El Real Madrid cosechó una victoria de lo más emocionante en el Santiago Bernabéu frente a un Getafe que supo plantar cara pero no aprovechar su ventaja. Una vez más, los de Juande Ramos demostraron su debilidad en el trato del balón y, por contra, su fortaleza como equipo y bloque. Los madridistas notaron mucho la baja de un Lass Diarra que, cuando no está presente, provoca que el sistema se descompense y sufra en los contraataques. Sin embargo, el Real Madrid, como siempre, sacó el todo de la nada y demostró el coraje de una plantilla que viene comportándose así desde los tiempos de Fabio Capello. Dicho de otra manera, se puede decir que el partido frente al Getafe lo ganó la camiseta blanca que lucían los Higuaín, Guti, etc. Porque el Real Madrid pareció muy pequeño en juego y muy grande en lo que más le caracteriza: la determinación.
Si alguien refleja esa mezcla de coraje y determinación ese futbolista es Higuaín. Arrimaron el hombro los jugadores de la casa (Raúl provocando la falta del gol de Guti, el propio centrocampista madrileño y Casillas deteniendo el penalti burlesco de Casquero), pero Higuaín cogió la sartén por el mango. Empató el encuentro al terminar el primer tiempo con un gol de futbolista peleón y rubricó la remontada con un tanto sensacional, unión de calidad, rabia y compromiso.

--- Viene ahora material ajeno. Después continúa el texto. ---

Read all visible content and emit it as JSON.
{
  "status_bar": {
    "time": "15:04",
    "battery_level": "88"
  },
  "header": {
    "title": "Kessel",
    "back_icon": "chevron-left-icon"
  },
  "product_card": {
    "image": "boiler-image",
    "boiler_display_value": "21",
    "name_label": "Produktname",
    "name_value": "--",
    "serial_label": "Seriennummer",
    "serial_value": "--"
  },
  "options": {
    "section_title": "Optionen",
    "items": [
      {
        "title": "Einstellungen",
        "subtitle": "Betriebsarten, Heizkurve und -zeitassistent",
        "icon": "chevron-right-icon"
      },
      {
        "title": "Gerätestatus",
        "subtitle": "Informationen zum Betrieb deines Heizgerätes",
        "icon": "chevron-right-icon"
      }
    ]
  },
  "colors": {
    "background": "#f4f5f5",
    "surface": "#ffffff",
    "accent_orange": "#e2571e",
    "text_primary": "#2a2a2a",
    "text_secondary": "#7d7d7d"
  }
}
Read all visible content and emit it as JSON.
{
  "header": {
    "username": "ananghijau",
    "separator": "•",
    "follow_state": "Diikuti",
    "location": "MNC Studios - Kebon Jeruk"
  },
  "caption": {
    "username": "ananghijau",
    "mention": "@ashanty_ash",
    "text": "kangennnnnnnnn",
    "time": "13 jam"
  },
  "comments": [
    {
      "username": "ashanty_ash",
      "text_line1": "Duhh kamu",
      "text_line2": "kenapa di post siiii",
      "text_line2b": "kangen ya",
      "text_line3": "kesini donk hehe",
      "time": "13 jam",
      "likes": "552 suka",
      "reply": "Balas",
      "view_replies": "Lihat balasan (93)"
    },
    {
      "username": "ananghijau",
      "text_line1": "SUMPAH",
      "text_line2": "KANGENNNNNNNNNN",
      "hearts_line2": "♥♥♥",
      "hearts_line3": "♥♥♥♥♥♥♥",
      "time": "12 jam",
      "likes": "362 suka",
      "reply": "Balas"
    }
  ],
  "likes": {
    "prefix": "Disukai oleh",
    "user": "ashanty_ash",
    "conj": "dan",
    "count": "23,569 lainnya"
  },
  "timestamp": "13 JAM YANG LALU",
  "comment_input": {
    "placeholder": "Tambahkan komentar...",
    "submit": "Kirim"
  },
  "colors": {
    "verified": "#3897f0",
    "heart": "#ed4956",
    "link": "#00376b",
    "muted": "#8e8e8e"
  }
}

Al argentino le falta por progresar un poco más y muy probablemente lo hará en el Real Madrid; pero tiene madera de jugador de primer nivel. Higuaín entiende el fútbol con calidad francesa y con corazón argentino. Le falta regularidad en su juego, pero condiciones para triunfar tienen y le sobra. Además, él es consciente de ello y ostenta unas cualidades mentales dignas de un jugador del Real Madrid. Así se explica su ansia de éxito, la del 20 del Real Madrid que siempre busca la pelota cuando se necesita un gol que cambie la situación por completo. Higuaín se ofrece en los momentos más criticos y, sobre todo, no le tiembla el pulso. Así es como fue capaz de regatear en carrera y definir de un zurdazo en pleno final del partido y con un Bernabéu llamado a la épica.